Nel rapporto con le donne, i maschi di oggi si trovano stretti tra due diversi timori: la paura di castrazione (cioè di svalorizzazione e di critica distruttiva) e quella di abbandono. I motivi sono diversi. Da un lato c’è un forte aumento della fragilità narcisistica maschile, legata alla mancanza di padri: troppi bambini vengono cresciuti secondo un codice prevalentemente femminile, con padri poco presenti o poco capaci di amare ed educare secondo un codice maschile. Dall’altro lato c’è l’affermarsi di un modello femminile sempre più onnipotente: donne che appaiono molto sicure di sé, molto esigenti, poco disposte a regalare ai loro uomini la pazienza e l’accoglienza che riservano invece ai loro figli, soprattutto maschi.

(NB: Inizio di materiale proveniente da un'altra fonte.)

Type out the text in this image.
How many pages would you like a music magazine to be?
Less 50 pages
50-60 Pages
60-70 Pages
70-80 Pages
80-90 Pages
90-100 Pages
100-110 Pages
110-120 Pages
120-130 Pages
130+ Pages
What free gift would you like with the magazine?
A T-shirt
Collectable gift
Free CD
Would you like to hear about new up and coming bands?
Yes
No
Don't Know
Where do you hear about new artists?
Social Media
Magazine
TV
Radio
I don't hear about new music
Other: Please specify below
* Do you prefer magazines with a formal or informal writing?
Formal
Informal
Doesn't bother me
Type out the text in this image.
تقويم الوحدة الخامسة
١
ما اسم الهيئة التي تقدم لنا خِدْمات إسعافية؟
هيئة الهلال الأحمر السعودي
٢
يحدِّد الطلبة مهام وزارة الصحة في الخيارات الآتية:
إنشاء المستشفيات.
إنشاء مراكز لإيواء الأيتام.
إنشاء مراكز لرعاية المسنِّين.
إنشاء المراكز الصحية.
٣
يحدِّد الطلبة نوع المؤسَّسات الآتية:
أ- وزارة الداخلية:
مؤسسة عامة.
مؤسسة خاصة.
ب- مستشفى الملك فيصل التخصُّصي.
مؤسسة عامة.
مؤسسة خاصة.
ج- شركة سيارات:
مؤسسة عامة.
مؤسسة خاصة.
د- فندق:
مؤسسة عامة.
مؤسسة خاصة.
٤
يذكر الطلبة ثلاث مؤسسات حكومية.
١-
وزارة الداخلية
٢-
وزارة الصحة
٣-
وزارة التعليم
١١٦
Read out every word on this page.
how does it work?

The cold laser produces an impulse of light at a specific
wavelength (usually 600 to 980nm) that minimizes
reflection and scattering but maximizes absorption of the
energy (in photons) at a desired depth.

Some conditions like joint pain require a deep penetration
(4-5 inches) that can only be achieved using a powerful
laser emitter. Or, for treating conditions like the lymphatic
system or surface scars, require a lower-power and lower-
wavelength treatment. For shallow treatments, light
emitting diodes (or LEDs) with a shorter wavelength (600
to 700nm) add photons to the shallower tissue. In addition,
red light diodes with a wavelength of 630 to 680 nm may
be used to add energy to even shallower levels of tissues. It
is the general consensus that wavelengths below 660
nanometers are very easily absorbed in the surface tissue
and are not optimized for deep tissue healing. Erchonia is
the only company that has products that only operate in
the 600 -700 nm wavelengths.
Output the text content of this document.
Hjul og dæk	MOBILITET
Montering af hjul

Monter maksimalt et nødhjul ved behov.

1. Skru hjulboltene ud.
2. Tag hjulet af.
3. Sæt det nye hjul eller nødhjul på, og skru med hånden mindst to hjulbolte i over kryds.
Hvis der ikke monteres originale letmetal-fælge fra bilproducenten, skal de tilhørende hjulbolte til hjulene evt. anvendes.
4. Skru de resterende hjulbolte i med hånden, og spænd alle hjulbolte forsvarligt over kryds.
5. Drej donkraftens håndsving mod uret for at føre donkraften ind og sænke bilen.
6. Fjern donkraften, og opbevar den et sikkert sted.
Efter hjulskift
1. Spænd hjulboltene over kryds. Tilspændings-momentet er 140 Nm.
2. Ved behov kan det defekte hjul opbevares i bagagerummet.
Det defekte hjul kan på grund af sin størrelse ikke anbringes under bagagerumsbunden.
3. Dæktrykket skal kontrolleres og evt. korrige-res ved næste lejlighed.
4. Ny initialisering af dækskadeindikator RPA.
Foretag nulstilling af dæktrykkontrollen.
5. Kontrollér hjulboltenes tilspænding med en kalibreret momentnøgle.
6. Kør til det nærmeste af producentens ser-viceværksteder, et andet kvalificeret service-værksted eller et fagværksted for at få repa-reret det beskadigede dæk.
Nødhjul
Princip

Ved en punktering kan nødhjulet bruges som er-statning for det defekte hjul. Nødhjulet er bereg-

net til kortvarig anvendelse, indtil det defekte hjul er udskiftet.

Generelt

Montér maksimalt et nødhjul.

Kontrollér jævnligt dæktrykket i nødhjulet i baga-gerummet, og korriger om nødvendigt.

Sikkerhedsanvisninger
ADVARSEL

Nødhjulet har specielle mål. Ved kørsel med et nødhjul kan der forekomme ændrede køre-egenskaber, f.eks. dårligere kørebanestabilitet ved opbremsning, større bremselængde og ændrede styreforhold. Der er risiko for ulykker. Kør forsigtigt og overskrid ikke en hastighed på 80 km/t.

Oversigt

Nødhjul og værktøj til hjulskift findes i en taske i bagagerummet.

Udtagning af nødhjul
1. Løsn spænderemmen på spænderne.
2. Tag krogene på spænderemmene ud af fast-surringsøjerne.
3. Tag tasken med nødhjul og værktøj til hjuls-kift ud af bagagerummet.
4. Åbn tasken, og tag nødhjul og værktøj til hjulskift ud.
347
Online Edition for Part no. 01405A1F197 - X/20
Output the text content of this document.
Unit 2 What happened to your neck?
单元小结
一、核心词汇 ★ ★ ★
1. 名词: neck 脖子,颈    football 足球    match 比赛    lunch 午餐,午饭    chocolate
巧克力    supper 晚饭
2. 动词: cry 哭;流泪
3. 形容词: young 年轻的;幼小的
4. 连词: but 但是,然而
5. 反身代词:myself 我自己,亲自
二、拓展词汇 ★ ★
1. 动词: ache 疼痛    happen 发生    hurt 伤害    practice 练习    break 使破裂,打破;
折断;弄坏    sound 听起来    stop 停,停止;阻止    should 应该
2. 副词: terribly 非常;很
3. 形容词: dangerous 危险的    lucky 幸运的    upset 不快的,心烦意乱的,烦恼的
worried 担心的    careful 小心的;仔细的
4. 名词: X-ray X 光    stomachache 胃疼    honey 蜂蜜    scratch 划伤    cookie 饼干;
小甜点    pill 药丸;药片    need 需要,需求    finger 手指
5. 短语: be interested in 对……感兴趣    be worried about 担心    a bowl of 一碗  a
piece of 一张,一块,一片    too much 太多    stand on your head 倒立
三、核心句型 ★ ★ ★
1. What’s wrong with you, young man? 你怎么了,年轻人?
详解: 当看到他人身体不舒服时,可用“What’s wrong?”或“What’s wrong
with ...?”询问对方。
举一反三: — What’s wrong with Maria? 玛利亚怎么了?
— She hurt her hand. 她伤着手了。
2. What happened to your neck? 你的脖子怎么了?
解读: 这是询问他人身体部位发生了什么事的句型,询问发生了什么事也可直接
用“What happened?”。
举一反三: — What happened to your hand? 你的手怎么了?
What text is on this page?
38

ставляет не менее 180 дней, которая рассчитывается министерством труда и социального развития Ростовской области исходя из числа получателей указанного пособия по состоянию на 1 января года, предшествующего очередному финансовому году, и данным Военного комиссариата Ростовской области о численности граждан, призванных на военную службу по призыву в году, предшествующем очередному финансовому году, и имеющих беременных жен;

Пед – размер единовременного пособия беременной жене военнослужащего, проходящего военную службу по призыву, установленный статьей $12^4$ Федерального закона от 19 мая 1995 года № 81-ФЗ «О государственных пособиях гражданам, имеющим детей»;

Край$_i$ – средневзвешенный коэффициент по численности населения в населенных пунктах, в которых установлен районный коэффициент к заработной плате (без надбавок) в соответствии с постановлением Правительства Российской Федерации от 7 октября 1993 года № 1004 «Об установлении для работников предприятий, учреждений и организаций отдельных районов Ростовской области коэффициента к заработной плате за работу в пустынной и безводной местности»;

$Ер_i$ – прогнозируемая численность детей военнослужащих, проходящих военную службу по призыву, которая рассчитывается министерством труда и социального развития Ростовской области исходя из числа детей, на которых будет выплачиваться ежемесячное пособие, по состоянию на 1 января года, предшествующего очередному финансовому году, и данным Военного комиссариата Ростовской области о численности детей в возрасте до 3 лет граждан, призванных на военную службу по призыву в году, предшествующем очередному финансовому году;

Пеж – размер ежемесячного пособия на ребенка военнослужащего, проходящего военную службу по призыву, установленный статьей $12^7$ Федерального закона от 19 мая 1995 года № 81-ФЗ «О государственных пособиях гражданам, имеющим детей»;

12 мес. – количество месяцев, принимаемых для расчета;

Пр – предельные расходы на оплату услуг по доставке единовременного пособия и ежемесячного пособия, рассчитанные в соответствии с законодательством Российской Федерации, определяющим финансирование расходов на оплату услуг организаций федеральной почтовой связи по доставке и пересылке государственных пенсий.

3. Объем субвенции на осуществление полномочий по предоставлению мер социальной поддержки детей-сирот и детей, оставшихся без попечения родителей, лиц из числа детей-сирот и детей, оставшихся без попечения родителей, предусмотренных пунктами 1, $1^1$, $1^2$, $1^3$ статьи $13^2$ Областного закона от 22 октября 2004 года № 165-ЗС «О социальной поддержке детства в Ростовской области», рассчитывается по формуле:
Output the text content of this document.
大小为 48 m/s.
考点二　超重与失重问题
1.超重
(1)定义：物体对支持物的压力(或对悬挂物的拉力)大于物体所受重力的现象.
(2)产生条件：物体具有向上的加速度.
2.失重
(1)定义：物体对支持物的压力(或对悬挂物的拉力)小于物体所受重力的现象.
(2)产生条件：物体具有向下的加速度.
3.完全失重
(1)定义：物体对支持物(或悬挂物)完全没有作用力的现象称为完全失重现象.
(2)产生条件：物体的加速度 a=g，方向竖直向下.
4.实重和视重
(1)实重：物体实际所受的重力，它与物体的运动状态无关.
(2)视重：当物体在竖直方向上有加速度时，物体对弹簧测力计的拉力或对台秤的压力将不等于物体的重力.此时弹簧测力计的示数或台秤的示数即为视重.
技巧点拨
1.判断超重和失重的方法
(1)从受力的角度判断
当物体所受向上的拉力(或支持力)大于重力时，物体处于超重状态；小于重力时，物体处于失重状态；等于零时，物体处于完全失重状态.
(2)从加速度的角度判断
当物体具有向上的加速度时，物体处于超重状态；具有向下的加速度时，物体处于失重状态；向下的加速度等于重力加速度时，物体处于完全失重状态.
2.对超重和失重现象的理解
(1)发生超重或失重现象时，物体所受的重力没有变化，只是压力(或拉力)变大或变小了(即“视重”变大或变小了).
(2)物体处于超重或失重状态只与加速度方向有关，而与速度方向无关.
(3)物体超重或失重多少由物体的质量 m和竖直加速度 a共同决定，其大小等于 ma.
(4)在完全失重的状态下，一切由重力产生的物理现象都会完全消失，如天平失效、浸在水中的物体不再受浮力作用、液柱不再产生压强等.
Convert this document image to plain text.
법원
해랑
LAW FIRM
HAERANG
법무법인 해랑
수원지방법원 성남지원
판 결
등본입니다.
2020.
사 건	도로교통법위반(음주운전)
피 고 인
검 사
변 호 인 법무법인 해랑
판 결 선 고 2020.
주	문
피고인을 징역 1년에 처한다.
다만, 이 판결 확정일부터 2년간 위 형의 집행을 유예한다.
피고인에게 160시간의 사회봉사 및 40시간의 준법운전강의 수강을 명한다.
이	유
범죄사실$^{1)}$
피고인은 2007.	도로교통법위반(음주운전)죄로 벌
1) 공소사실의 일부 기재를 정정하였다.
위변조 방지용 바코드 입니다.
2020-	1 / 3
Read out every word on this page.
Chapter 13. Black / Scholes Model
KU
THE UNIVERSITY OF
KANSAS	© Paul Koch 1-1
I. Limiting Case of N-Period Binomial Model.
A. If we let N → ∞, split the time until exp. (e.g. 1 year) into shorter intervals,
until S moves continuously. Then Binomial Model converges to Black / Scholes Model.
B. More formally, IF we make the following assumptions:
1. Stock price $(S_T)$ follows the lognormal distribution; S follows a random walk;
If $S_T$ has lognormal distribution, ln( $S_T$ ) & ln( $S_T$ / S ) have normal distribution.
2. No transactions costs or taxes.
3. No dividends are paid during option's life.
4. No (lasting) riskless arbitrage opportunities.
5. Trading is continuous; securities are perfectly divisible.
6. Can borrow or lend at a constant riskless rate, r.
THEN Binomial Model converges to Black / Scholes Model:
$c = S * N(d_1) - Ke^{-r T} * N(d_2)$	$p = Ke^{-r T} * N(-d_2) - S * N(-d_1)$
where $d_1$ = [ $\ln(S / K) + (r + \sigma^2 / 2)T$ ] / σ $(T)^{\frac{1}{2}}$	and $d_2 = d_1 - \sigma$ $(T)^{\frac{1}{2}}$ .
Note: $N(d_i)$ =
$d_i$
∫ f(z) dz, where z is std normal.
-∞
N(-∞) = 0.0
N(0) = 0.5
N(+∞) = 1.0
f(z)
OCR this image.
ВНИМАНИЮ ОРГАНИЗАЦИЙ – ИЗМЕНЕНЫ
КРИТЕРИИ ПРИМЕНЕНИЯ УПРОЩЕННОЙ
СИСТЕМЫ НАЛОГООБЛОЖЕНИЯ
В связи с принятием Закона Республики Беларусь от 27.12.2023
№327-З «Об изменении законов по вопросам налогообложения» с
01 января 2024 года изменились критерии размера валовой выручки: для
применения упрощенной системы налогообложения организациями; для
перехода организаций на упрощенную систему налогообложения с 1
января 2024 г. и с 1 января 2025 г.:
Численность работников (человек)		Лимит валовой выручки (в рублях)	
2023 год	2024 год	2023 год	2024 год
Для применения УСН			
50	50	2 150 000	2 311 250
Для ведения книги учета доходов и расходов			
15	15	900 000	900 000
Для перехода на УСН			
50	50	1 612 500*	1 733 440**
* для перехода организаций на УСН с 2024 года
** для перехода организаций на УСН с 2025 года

Tutto questo porta con crescente frequenza allo sviluppo nei maschi di difese fortemente disfunzionali: la prepotenza da un lato e l’impotenza dall’altro. Si tratta di atteggiamenti opposti, che segnano entrambi una mascolinità infantile: nell’impotenza, il maschio usa una modalità infantile-passiva, nella quale esibisce alla donna la sua vulnerabilità, secondo un modello vittimistico (depressivo, fragile, bisognoso) che fa appello alla sua componente materna di accoglienza. Nella prepotenza l’uomo utilizza invece una modalità infantile-aggressiva, che cerca di superare le proprie insicurezze attraverso il controllo e la soggezione dell’altro. In entrambi i casi il maschio si mostra prigioniero di un’idea infantile della relazione, e il rapporto con lui è deludente: il suo non è uno sguardo che riempie, ma uno sguardo che pretende, che prende e che svuota.
Questi uomini-figli si muovono in una dimensione dimostrativa, segno di un basso senso di autostima: se non ci sentiamo sicuri di noi stessi abbiamo un bisogno eccessivo dell’approvazione degli altri sul nostro essere e sul nostro operare. Un buon accordo con il nostro desiderio ci rende invece capaci di “affermare”, parola che indica la capacità e il piacere di dare alle cose una forma corrispondente al nostro pensiero: noi affermiamo ciò in cui crediamo, sufficientemente liberi dal vincolo del giudizio degli altri.
La maturazione piena del maschile richiede all’uomo di accedere alla dimensione simbolica della paternità: il passaggio dalla centratura narcisistica sul sé, all’idea che la vita prende valore nella misura in cui si è capaci di spenderla per la crescita di buoni frutti: figli, progetti, idee che arricchiranno non tanto chi li ha generati, ma il mondo in cui li generiamo.
Chi crede in un mascolinità di questo tipo non ha bisogno di dimostrarla: semplicemente la vive, consapevole del suo valore e della sua bellezza. Non ha bisogno di fare la voce grossa.
Io credo che gli uomini di oggi abbiano bisogno di riscoprire la bellezza di essere maschi e il coraggio di diventare padri, la bellezza di sentirsi capaci di dare vita e di aprire la strada al futuro. Ma è dentro se stessi che devono trovare il coraggio necessario: non possono aspettarsi di venire legittimati dalle donne. La vera conferma del valore di un uomo è in linea maschile, e nasce dal confronto con se stesso e con gli altri maschi. Anche se la sua esperienza di vita lo ha portato a sentirsi fragile, un uomo non dovrebbe mai scoraggiarsi; in qualunque punto del suo percorso si trovi può sempre ripartire alla ricerca di sé: scoprirà allora la passione che nasce dall’avere molto da dare.